The Unfiltered Truth: What’s Not on the Highlight Reel (Wild Card Wisdom)
When you scroll through stories of Simon Squibb’s wealth lessons or watch highlight reels of entrepreneurial success, you rarely see the messy middle. The truth? There’s no magic tipbook or secret handshake. Sometimes, you just have to keep going—through flops, rejections, and the kind of weird luck that makes you question everything. The world loves a winner, but it rarely shows the pile of “no’s” behind every “yes.”
No Success Tipbook: Persist Through Flops and Weird Luck
Here’s the reality: most of what you see in public is the filtered version. The real journey is full of awkward pitches, failed launches, and moments where you wonder if you’re even on the right path. Simon Squibb’s wild ride proves that persistence isn’t glamorous, but it’s essential. Your past mistakes aren’t dead weight—they’re fertilizer for future growth. If you let them, your setbacks will power you forward, not hold you back.
Health and Entrepreneurship Aren’t Opposites
One of the most overlooked finding your purpose life lessons? Health and entrepreneurship can—and should—coexist. You don’t have to sacrifice your well-being for your business. In fact, the most sustainable success comes when you stay true to your values and protect your health. Flexible, authentic living beats rigid formulas every time. Define your own metrics for success, and you’ll avoid burnout and hollow wins.

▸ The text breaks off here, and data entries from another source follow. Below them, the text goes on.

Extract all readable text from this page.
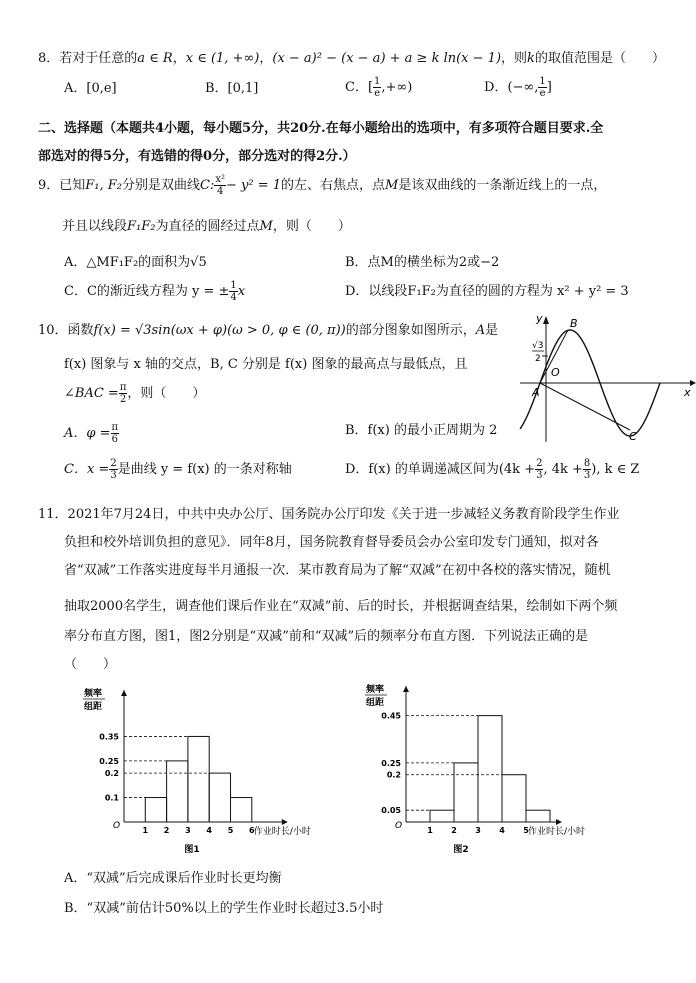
8．若对于任意的a ∈ R，x ∈ (1, +∞)，(x − a)² − (x − a) + a ≥ k ln(x − 1)，则k的取值范围是（　　）
A．[0,e]	B．[0,1]	C．[ $\frac{1}{e}$ ,+∞)	D．(−∞, $\frac{1}{e}$ ]
二、选择题（本题共4小题，每小题5分，共20分.在每小题给出的选项中，有多项符合题目要求.全
部选对的得5分，有选错的得0分，部分选对的得2分.）
9．已知F₁, F₂分别是双曲线C: $\frac{\text{x²}}{4} - y^2 = 1$的左、右焦点，点M是该双曲线的一条渐近线上的一点，
并且以线段F₁F₂为直径的圆经过点M，则（　　）
A．△MF₁F₂的面积为√5	B．点M的横坐标为2或−2
C．C的渐近线方程为 y = ± $\frac{1}{4}$ x	D．以线段F₁F₂为直径的圆的方程为 x² + y² = 3
10．函数f(x) = √3sin(ωx + φ)(ω > 0, φ ∈ (0, π))的部分图象如图所示，A是
f(x) 图象与 x 轴的交点，B, C 分别是 f(x) 图象的最高点与最低点，且
∠BAC = $\frac{\pi}{2}$ ，则（　　）
A．$\varphi = \frac{\pi}{6}$	B．f(x) 的最小正周期为 2
C．$x = \frac{2}{3}$ 是曲线 y = f(x) 的一条对称轴	D．f(x) 的单调递减区间为($4k + \frac{2}{3}$ , $4k + \frac{8}{3}$ ), k ∈ Z
√3
2
y
x
O
A
B
C
11．2021年7月24日，中共中央办公厅、国务院办公厅印发《关于进一步减轻义务教育阶段学生作业
负担和校外培训负担的意见》．同年8月，国务院教育督导委员会办公室印发专门通知，拟对各
省“双减”工作落实进度每半月通报一次．某市教育局为了解“双减”在初中各校的落实情况，随机
抽取2000名学生，调查他们课后作业在“双减”前、后的时长，并根据调查结果，绘制如下两个频
率分布直方图，图1，图2分别是“双减”前和“双减”后的频率分布直方图．下列说法正确的是
（　　）
频率
组距
O
0.1
0.2
0.25
0.35
1 2 3 4 5 6 作业时长/小时
图1
频率
组距
O
0.05
0.2
0.25
0.45
1 2 3 4 5 作业时长/小时
图2
A．“双减”后完成课后作业时长更均衡
B．“双减”前估计50%以上的学生作业时长超过3.5小时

Wild Card Wisdom: The Three-Contact Challenge
Here’s a wild card for you: If you had to survive a month with only three contacts, who would you choose, and why? This isn’t just a thought exercise. It’s a way to cut through the noise and focus on what—and who—really matters. Are your relationships built on genuine connection, or just convenience? The people you choose say more about your values and priorities than any public achievement ever could.

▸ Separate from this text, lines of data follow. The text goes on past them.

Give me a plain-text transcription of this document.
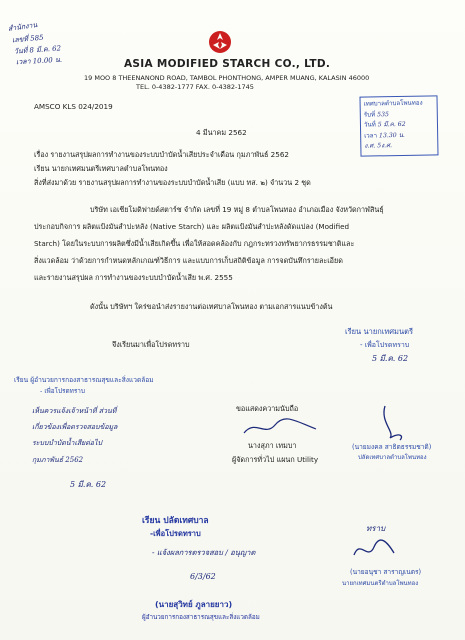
สำนักงาน
เลขที่ 585
วันที่ 8 มี.ค. 62
เวลา 10.00 น.	ASIA MODIFIED STARCH CO., LTD.
19 MOO 8 THEENANOND ROAD, TAMBOL PHONTHONG, AMPER MUANG, KALASIN 46000
TEL. 0-4382-1777 FAX. 0-4382-1745
เทศบาลตำบลโพนทอง
รับที่ 535
วันที่ 5 มี.ค. 62
เวลา 13.30 น.
ง.ศ. 5ง.ศ.
AMSCO KLS 024/2019
4 มีนาคม 2562
เรื่อง รายงานสรุปผลการทำงานของระบบบำบัดน้ำเสียประจำเดือน กุมภาพันธ์ 2562
เรียน นายกเทศมนตรีเทศบาลตำบลโพนทอง
สิ่งที่ส่งมาด้วย รายงานสรุปผลการทำงานของระบบบำบัดน้ำเสีย (แบบ ทส. ๒) จำนวน 2 ชุด
บริษัท เอเชียโมดิฟายด์สตาร์ช จำกัด เลขที่ 19 หมู่ 8 ตำบลโพนทอง อำเภอเมือง จังหวัดกาฬสินธุ์
ประกอบกิจการ ผลิตแป้งมันสำปะหลัง (Native Starch) และ ผลิตแป้งมันสำปะหลังดัดแปลง (Modified
Starch) โดยในระบบการผลิตซึ่งมีน้ำเสียเกิดขึ้น เพื่อให้สอดคล้องกับ กฎกระทรวงทรัพยากรธรรมชาติและ
สิ่งแวดล้อม ว่าด้วยการกำหนดหลักเกณฑ์วิธีการ และแบบการเก็บสถิติข้อมูล การจดบันทึกรายละเอียด
และรายงานสรุปผล การทำงานของระบบบำบัดน้ำเสีย พ.ศ. 2555
ดังนั้น บริษัทฯ ใคร่ขอนำส่งรายงานต่อเทศบาลโพนทอง ตามเอกสารแนบข้างต้น
จึงเรียนมาเพื่อโปรดทราบ
เรียน นายกเทศมนตรี
- เพื่อโปรดทราบ
5 มี.ค. 62
เรียน ผู้อำนวยการกองสาธารณสุขและสิ่งแวดล้อม
- เพื่อโปรดทราบ
เห็นควรแจ้งเจ้าหน้าที่ ส่วนที่
เกี่ยวข้องเพื่อตรวจสอบข้อมูล
ระบบบำบัดน้ำเสียต่อไป
กุมภาพันธ์ 2562
5 มี.ค. 62
ขอแสดงความนับถือ
นางสุภา เทมบา
ผู้จัดการทั่วไป แผนก Utility
(นายมงคล สาธิตธรรมชาติ)
ปลัดเทศบาลตำบลโพนทอง
เรียน ปลัดเทศบาล
-เพื่อโปรดทราบ
- แจ้งผลการตรวจสอบ / อนุญาต
6/3/62
(นายสุวิทย์ ภูลายยาว)
ผู้อำนวยการกองสาธารณสุขและสิ่งแวดล้อม
ทราบ
(นายอนุชา สาราญเนตร)
นายกเทศมนตรีตำบลโพนทอง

Squibb’s Biggest Regret: Chasing the Wrong Metrics
Simon Squibb’s biggest regret isn’t a failed business or missed opportunity. It’s not realizing sooner that happiness isn’t tied to public metrics or admiration. The likes, the headlines, the awards—they’re fleeting. What lasts is the quiet satisfaction of building something meaningful, and the joy of small, daily wins. Don’t forget to celebrate those tiny victories—they add up, quietly, and shape your journey more than any viral moment.
Your Past Is Power, Not a Prison
Whatever your background, it doesn’t preclude you from success. In fact, your unique story is your greatest asset. The setbacks, the struggles, the detours—they’re all part of your toolkit. Use them. Let them inform your decisions and fuel your resilience.
Success is more like gardening than a lottery—daily tending, dirty hands, and unexpected weather.
Think of entrepreneurship not as a lottery ticket, but as a garden. You plant seeds, nurture them, and weather storms. Some days are muddy and hard. Others bring unexpected blooms. The payoff isn’t instant, but it’s real—and it’s yours.
FAQ: Ask Before You Leap—Squibb’s Practical Answers for Aspiring Entrepreneurs
Can I build a business if I’ve failed before?
Absolutely. In fact, Simon Squibb’s journey is proof that failure is not just possible, but often essential. Simon openly shares that he made plenty of mistakes before selling his marketing agency to PWC and launching Help Bank, now valued at over $50 million. He believes that embracing uncertainty and learning from setbacks is the sure path forward for all entrepreneurs. Each failure is a lesson, not a dead end. If you’ve stumbled, you’re already ahead—because you know what doesn’t work. The real failure is never trying again.
How risky is too risky?
Simon Squibb’s entrepreneurship advice for 2025 is clear: take more risks, but make them calculated. He suggests building your “risk muscle” by taking small, regular chances—like pitching a new idea weekly or reaching out to someone outside your comfort zone. However, he warns against risking what you can’t afford to lose, like your health or core relationships. The sweet spot is where you’re uncomfortable but not reckless. Remember, Simon started out sleeping on a friend’s couch in Hong Kong—a risk, but one he could recover from if things didn’t work out.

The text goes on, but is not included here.